I knew the neighbour almost all of his life (since he was 14). He certainly wasn't lazy - he held down a job and was very well thought of. However he "enjoyed a drink". and took no exercise. The entire family was prone to put on weight, so there were genetic factors involved, as I have mentioned.
I don't doubt that there were psychological factors involved, too - he was a very friendly man, but one who didn't like crowds, so drank a lot in the house. And he ate a lot - sometimes he would tell me what he'd had (say) for his breakfast that morning and I couldn't believe that one stomach could hold so much.

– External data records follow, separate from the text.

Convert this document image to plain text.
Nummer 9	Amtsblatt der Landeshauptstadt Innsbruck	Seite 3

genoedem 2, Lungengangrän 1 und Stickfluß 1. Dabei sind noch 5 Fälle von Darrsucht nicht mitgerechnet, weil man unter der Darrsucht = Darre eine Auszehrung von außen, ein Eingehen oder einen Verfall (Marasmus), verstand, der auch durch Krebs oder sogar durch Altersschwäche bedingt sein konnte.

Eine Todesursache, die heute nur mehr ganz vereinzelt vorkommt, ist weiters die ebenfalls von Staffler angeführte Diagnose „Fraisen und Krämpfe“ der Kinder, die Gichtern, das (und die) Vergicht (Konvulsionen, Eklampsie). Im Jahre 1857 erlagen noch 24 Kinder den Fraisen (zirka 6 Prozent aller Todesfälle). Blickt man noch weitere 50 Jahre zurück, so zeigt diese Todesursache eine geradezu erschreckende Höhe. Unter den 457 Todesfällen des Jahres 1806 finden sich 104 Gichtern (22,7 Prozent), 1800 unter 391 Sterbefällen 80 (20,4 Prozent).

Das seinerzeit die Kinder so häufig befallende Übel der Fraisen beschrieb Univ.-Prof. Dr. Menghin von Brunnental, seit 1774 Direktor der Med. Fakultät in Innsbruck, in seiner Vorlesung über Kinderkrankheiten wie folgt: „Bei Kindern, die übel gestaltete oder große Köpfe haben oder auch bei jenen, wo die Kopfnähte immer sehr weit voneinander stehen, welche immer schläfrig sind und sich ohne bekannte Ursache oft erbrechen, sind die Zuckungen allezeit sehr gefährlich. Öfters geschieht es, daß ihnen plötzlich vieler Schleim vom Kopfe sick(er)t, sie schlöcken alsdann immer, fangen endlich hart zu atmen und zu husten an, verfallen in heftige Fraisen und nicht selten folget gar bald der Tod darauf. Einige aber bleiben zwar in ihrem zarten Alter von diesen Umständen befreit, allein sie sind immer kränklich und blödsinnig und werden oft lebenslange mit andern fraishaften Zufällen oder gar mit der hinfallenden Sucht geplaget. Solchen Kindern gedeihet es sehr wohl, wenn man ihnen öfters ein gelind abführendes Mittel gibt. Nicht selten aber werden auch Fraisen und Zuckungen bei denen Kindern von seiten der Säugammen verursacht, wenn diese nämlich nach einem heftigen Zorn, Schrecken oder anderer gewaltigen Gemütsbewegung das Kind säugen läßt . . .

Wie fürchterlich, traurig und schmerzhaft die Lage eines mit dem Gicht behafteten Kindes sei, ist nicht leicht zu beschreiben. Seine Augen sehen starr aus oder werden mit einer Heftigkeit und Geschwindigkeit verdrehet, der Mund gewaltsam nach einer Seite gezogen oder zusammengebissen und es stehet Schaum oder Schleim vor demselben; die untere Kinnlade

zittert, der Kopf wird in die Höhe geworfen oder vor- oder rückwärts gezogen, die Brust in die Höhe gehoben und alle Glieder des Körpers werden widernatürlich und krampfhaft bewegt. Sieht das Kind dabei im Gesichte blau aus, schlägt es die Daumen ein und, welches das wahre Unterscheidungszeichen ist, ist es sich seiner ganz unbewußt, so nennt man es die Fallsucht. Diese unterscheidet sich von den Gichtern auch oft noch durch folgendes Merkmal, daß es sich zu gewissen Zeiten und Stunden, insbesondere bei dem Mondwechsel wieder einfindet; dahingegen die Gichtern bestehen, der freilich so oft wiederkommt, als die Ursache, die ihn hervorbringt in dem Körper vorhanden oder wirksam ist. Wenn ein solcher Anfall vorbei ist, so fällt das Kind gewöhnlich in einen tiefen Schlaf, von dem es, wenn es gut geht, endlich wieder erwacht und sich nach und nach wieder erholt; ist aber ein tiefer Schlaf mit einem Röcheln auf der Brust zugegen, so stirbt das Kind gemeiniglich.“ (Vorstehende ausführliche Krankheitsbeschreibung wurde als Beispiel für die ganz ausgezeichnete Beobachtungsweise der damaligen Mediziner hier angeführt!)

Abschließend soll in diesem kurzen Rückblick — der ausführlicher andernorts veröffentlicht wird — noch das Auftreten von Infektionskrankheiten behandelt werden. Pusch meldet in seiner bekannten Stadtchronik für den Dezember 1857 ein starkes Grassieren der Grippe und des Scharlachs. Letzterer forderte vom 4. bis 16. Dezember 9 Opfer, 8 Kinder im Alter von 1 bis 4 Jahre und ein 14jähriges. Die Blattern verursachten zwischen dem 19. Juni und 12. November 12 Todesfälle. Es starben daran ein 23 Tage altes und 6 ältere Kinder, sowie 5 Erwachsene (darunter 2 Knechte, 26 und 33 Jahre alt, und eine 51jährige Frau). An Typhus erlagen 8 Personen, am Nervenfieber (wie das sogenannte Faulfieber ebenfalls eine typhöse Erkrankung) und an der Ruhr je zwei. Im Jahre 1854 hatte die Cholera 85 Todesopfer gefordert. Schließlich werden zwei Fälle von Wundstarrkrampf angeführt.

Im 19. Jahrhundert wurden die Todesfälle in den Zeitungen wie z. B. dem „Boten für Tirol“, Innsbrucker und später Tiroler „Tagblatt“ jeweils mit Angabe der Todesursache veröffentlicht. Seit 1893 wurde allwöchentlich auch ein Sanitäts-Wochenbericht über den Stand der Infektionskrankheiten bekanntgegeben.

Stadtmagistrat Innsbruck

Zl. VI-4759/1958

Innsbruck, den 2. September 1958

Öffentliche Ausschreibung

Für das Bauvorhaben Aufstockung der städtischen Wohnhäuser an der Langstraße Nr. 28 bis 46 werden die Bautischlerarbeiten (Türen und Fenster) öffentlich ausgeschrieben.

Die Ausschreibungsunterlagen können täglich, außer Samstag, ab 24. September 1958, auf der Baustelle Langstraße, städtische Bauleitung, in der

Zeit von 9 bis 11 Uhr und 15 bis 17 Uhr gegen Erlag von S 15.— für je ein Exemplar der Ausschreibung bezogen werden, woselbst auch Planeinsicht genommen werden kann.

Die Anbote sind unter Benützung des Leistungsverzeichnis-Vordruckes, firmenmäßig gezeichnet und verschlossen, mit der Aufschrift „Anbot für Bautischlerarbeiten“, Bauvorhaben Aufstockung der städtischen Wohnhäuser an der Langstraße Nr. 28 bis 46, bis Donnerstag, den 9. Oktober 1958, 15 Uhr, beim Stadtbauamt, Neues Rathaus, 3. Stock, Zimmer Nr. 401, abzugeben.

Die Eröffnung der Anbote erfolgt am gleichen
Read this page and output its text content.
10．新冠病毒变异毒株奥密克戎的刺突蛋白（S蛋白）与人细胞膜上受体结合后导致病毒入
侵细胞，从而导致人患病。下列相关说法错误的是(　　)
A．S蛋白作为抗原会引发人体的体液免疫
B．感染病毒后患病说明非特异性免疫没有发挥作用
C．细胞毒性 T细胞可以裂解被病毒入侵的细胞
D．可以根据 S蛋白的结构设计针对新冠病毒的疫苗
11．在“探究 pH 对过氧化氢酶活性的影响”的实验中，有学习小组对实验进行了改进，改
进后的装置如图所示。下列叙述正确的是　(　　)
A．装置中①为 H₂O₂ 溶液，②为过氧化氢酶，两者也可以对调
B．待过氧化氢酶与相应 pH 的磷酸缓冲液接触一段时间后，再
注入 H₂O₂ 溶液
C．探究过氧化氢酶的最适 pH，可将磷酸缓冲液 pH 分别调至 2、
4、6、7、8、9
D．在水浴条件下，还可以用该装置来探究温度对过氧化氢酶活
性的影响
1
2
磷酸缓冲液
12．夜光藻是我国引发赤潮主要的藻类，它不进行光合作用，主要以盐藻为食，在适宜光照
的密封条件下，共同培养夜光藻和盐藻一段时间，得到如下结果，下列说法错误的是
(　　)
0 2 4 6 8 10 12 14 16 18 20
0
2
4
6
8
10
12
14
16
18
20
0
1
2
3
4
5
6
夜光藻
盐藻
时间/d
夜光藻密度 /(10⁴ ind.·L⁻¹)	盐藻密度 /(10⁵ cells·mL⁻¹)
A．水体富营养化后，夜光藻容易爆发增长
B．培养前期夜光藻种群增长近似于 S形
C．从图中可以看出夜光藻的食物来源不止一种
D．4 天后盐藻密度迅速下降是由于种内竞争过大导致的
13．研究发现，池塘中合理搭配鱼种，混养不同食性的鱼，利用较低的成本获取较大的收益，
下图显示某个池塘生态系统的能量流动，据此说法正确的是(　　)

I wasn't commenting to shame or to criticise him, but to highlight how once weight starts to go on, if not checked at an early stage it will get worse very rapidly because of the knock on effects of difficulties in exercising and the boredom which comes with not being physically active and spending evenings in front of the TV. A sedentary lifestyle isn't good even for thin people - for overweight ones it's literally a death sentence.
Ultimately the only person who can control someone's weight is the individual themselves, so yes - it IS life-style choice to a degree.
And as for cancelling people - as I've said in an earlier post, not facing the truth about a situation doesn't mean it doesn't exist. In fact it can make things worse by disguising them.
I don't agree with a lot of things other people post/say, but I accept that they have the right to voice their opinions without being silenced, just as I have the right to disagree with them. I don't have the right to go round "cancelling" people because of someone's opinions that I don't like. "Cancelling" is bullying = and in it's worst form because it prevents truth being spoken
No-one is bullying any individual (which would be unacceptable) but pointing out the practical problems and the dangers which come with excess weight. It isn't "disgusting" - it's facing facts. Whilst I would never want to make someone ashamed of their size, appearance etc, pretending that it doesn't matter is NOT a kindness. It does matter - it matters a lot - and unless people are helped to face up to how their eating habits etc are damaging them, and helped to overcome them, then they will become more and more ill.